Login
Aus den Regionen

Melkroboter lassen den Kühen die Wahl

von , am
12.08.2013

Hannover - Auch niedersächsische Milchviehhalter nutzen immer häufiger moderne Technik: Melkroboter entlasten zum Beispiel die Melker. Sie haben jedoch auch einen Nachteil.

Anstehen vor dem Melkroboter - das kommt auch bei sehr erfolgreichen Milchbetrieben vor. © Mühlhausen/landpixel
Ende 2012 setzten von landesweit gut 10.000 Milchviehhaltern 473 auf automatische Melksysteme. Insgesamt verrichteten dort 683 Melkroboter ihre Arbeit, meldet der Landvolk Pressedienst.
 
Das automatische Melksystem besteht bei den meisten Herstellern aus einer Melkbox mit Roboterarm. Die Kühe entscheiden selbst, wann sie zum Melken gehen möchten und werden dort über einen Sender am Halsband erkannt. In einem zentralen Computer sind alle Daten zu dem Tier erfasst. Die Kuh bekommt eine an die Milchleistung angepasste Kraftfutterration ehe der Melkvorgang beginnt. Dabei wird zunächst das Euter gereinigt, im Anschluss wird das Melkgeschirr angesetzt. Das alles erledigt der lasergestützte Roboterarm. Während des Melkens wird die Qualität der Milch automatisch erfasst und zusammen mit der Menge in der EDV gespeichert. Nach dem Melken werden die Zitzen mit einem hautpflegenden Dippmittel benetzt. 

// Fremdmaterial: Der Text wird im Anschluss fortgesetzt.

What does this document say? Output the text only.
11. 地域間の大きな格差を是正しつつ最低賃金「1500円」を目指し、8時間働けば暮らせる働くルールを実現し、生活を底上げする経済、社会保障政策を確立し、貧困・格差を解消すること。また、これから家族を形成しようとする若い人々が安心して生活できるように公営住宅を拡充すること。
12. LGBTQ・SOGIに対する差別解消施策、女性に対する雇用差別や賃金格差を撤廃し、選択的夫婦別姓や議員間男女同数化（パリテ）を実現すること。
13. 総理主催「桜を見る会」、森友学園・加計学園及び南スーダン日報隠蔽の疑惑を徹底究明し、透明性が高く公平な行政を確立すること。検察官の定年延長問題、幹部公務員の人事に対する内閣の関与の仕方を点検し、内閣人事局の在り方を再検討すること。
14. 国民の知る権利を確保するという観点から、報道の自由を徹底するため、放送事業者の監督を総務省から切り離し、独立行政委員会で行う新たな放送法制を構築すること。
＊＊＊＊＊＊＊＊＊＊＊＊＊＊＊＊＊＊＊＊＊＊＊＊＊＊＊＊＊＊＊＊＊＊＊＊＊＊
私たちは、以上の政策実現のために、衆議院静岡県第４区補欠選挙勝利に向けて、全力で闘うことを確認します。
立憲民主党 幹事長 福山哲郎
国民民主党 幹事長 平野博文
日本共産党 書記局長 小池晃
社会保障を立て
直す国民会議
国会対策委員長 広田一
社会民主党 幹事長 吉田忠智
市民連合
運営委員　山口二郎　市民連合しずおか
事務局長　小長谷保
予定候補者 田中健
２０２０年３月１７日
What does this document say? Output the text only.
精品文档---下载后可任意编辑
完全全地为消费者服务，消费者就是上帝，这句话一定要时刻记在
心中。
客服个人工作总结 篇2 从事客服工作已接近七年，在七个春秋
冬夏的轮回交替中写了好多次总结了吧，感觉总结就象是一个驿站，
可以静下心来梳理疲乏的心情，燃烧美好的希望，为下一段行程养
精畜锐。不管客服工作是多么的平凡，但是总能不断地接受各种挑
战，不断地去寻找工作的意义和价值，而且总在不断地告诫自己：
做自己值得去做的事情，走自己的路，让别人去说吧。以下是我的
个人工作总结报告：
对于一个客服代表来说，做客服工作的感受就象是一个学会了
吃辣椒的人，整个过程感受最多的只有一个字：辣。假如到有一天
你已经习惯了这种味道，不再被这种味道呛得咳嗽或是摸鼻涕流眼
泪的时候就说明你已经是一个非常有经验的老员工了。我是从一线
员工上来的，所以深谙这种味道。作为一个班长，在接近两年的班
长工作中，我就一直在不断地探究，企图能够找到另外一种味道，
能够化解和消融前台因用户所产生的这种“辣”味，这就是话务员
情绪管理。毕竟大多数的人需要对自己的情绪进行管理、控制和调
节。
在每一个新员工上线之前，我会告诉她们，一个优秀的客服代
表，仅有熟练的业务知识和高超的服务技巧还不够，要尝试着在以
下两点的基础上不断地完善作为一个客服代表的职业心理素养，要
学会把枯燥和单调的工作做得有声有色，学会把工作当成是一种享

Roboter hat viele Vorteile für kleine bis mittelgroße Kuhherden

Eine frischmelkende Kuh wird bis zu fünfmal am Tag gemolken, mit sinkender Milchleistung seltener. Im Schnitt lassen sich die Tiere 2,5 bis 2,7 Mal am Tag melken. Vor allem familiengeführte Betriebe mit kleinen bis mittelgroßen Kuhbeständen bietet die Technik Vorteile. Durch den Wegfall der Melkzeiten können die Landwirte flexibler auf Arbeitsspitzen reagieren. Der Betrieb bleibt bis zu einer gewissen Größe unabhängig von Fremdarbeitskräften, die körperlich anstrengende Melkarbeit übernimmt die Technik. Aber sie stellt auch neue Anforderungen an den Landwirt. Er kontrolliert die Tiere nicht mehr beim Melken, sondern zunehmend durch das Sichten der Daten am PC. Der Bezug zum Tier jedoch bleibt erhalten. Regelmäßige Kontrollgänge durch den Stall sind für Milchviehhalter nicht nur Pflicht, sondern Ehrensache. Für diese Arbeit gibt der Roboter den Milchviehhaltern mehr Freiraum.

Nachteil: höhere Kosten

Allerdings ist der melkende Roboter etwas kostenintensiver als ein herkömmlicher Melkstand. Vor allem größere sowie wachstumswillige Betriebe bleiben deshalb häufig konventionellen Melkständen treu. Ein Roboter kann 60 bis 70 Tiere melken. Da die teure Technik immer möglichst gut ausgelastet werden muss, müssen Wachstumsschritte an diese Größenordnungen angepasst werden. Ihre Nische haben die automatischen Melksysteme auf Familienbetrieben gefunden, die zwischen 60 und 130 Kühe halten. Dort kommen die Vorteile am besten zum Tragen und wiegen zugleich die höheren Kosten auf.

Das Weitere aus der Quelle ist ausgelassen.